In Nutrition, Recipe on April 3, 2013 at 10:29 pm
chia pudding

Chia pudding with blueberries

Why all the chia and coconut, you say? Well, both chia and coconut contain healthy fatty acid profiles. Chia’s omega-3s are more accessible than flaxseed because the seed can be consumed whole as opposed to flaxseed which must first be ground. I have found that adding unsweetened coconut and vanilla to recipes enhances the sweetness without any additional sweetener! It’s the aroma, perhaps. There are a lot of versions of chia pudding on the internet. This one from yourbuddhi.com is my favorite. This is NOT super sweet but resist the urge to pile on the honey and instead top with mango, pineapple, or another sweet fruit.

Ingredients:

1 can of lite coconut milk

5 TBSP chia seeds

3 TBSP honey

1 tsp vanilla and/or 1 tsp cocoa powder

Swirl honey into coconut milk until fully dissolved. Stir in chia seed, vanilla, and cocoa (if using). Wait 10 mins, stir again, then place in fridge for another 10 mins. Done! Top with fruit, coconut flakes, nuts, or cacao nibs.

Makes 4 – 4oz servings.

1 serving = 159 kcals + 9g fat + 4g fiber + 2g protein.

Choco-Chia Nut Spheres

In Nutrition, Recipe on April 3, 2013 at 10:19 pm

I just couldn’t use the word ‘balls’. Again, more chia and coconut (easy, affordable, healthy fats, high fiber). Almonds add healthy fats, protein, and more fiber. All these ingredients can be found in the bulk aisle. If you are shopping at a market that does not have a bulk aisle, perhaps you should find your way to one that does as these markets tend to have healthier food options. Yes, these are a kind-of glorified trail mix but are healthier than a highly-processed energy bar and serve the same purpose. Use as a tea-time dessert or as a great post-workout snack.

nut spheresIngredients:

1.5 cups dates – pitted

1/2 cup water

3 tsp unsweetened cocoa powder

2.5 TBSP chia seeds

2 cups almonds (if you use raw almonds, chop a bit first or it’s gonna be hell on your processor. If you don’t care about the recipe being raw then use tiny roasted & salted ones)

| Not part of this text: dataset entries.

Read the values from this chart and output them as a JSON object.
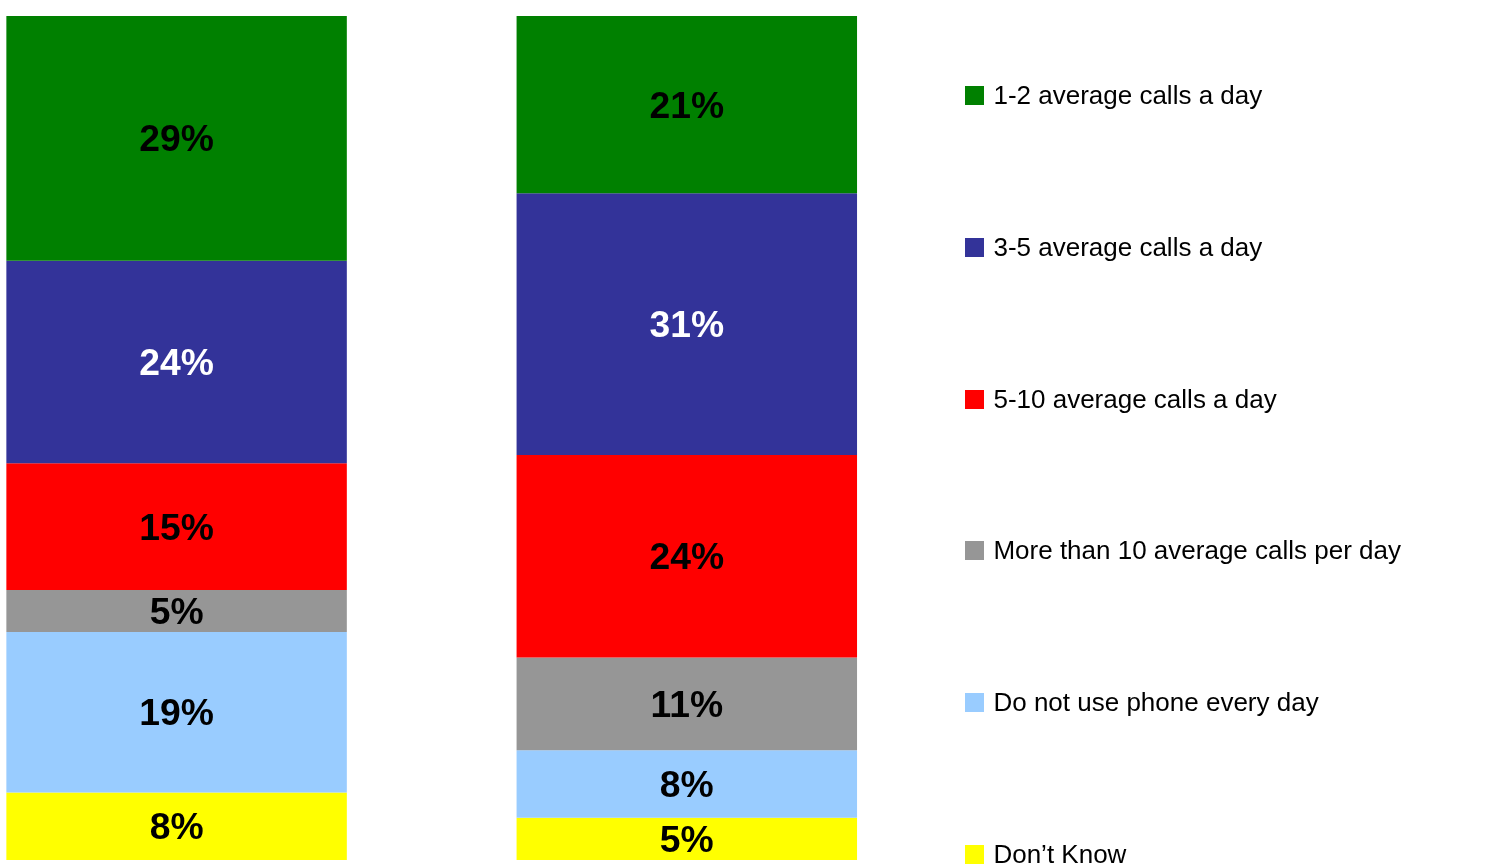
{
  "chart_data": {
    "type": "bar",
    "stacked": true,
    "categories": [
      null,
      null
    ],
    "legend": "right",
    "series": [
      {
        "name": "Don’t Know",
        "color": "#ffff00",
        "values": [
          8,
          5
        ],
        "value_labels": [
          "8%",
          "5%"
        ]
      },
      {
        "name": "Do not use phone every day",
        "color": "#99ccff",
        "values": [
          19,
          8
        ],
        "value_labels": [
          "19%",
          "8%"
        ]
      },
      {
        "name": "More than 10 average calls per day",
        "color": "#969696",
        "values": [
          5,
          11
        ],
        "value_labels": [
          "5%",
          "11%"
        ]
      },
      {
        "name": "5-10 average calls a day",
        "color": "#ff0000",
        "values": [
          15,
          24
        ],
        "value_labels": [
          "15%",
          "24%"
        ]
      },
      {
        "name": "3-5 average calls a day",
        "color": "#333399",
        "values": [
          24,
          31
        ],
        "value_labels": [
          "24%",
          "31%"
        ]
      },
      {
        "name": "1-2 average calls a day",
        "color": "#008000",
        "values": [
          29,
          21
        ],
        "value_labels": [
          "29%",
          "21%"
        ]
      }
    ]
  }
}
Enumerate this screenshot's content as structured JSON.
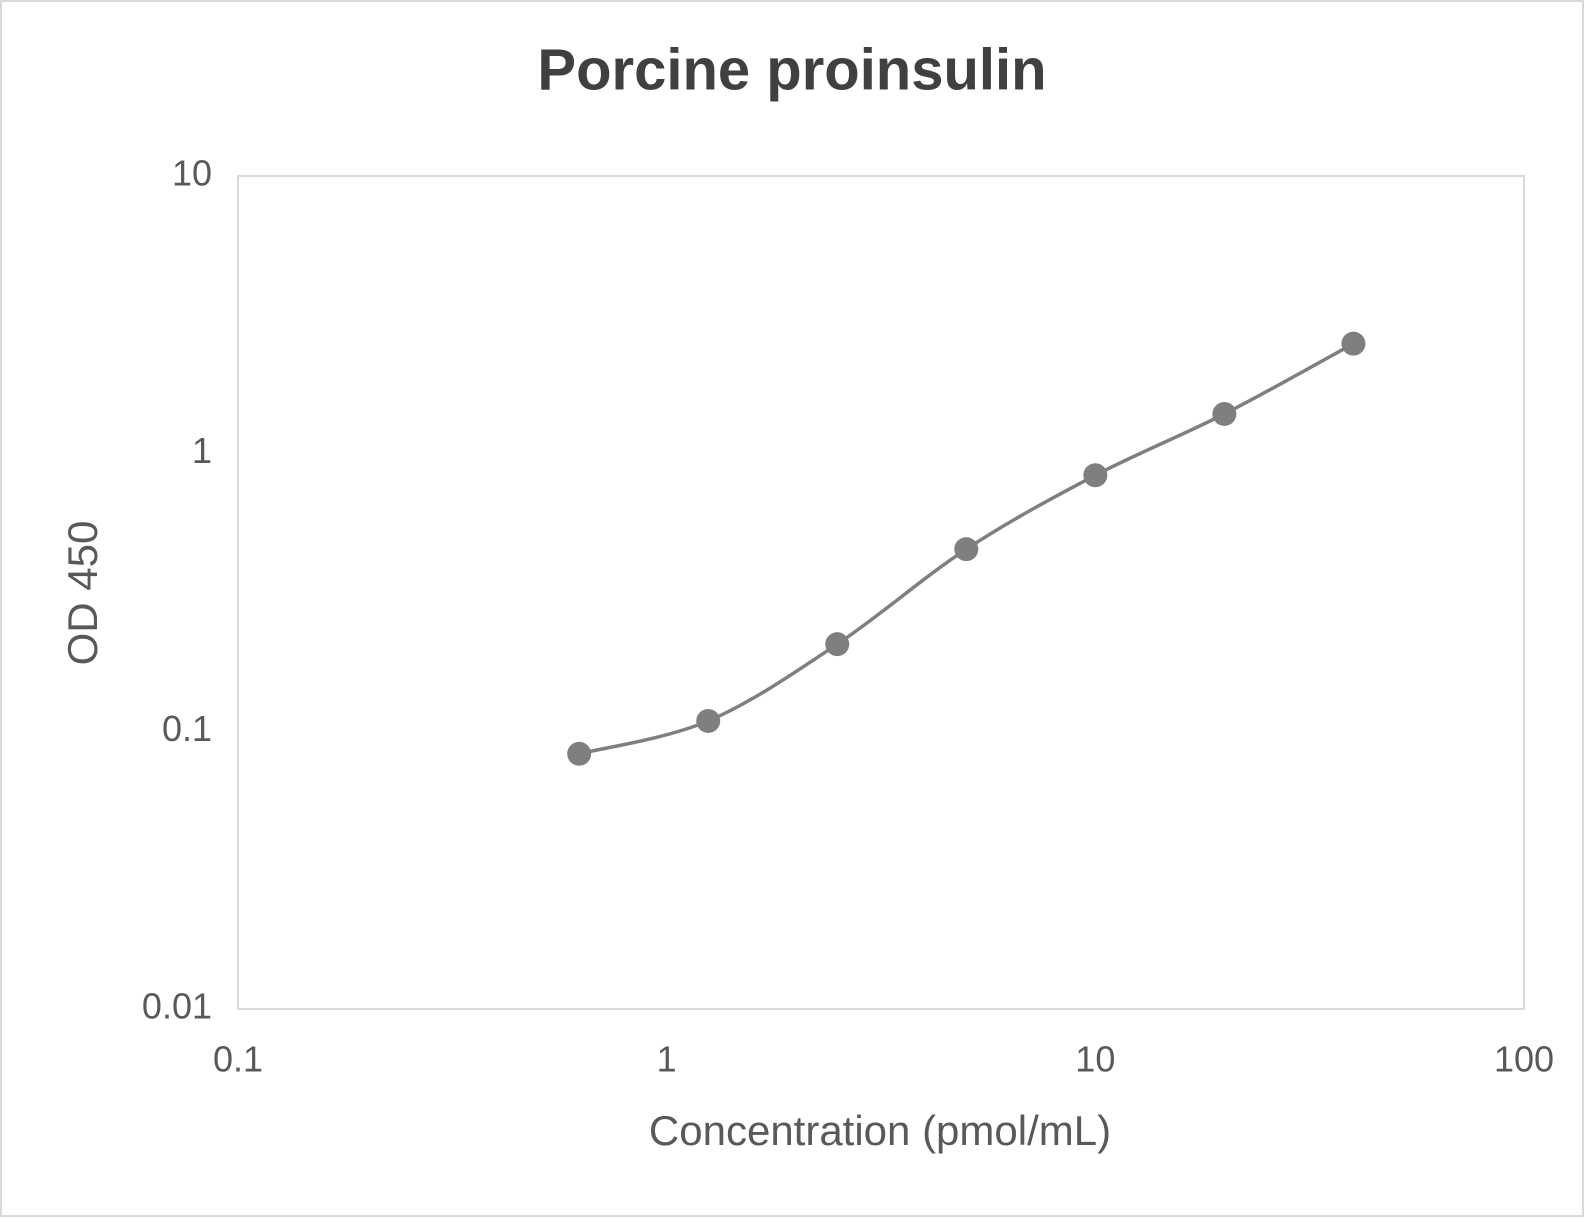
{
  "chart_data": {
    "type": "scatter",
    "title": "Porcine proinsulin",
    "x_label": "Concentration (pmol/mL)",
    "y_label": "OD 450",
    "x": [
      0.625,
      1.25,
      2.5,
      5,
      10,
      20,
      40
    ],
    "series": [
      {
        "color": "#7f7f7f",
        "values": [
          0.083,
          0.109,
          0.206,
          0.453,
          0.836,
          1.39,
          2.49
        ]
      }
    ],
    "xlim": [
      0.1,
      100
    ],
    "ylim": [
      0.01,
      10
    ],
    "xticks": [
      0.1,
      1,
      10,
      100
    ],
    "yticks": [
      0.01,
      0.1,
      1,
      10
    ],
    "xlog": true,
    "ylog": true,
    "smooth": true
  }
}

Coconut flakes (unsweetened)

Dash of cinnamon and/or cayenne

In a food processor, purée pitted dates and water until a sticky paste forms. Add cocoa powder. Add chia seeds and almonds in batches to create solid dough. Shape mixture into TBSP-sized balls and roll in coconut or cocoa powder. Refrigerate for 30mins. Makes ~25 spheres.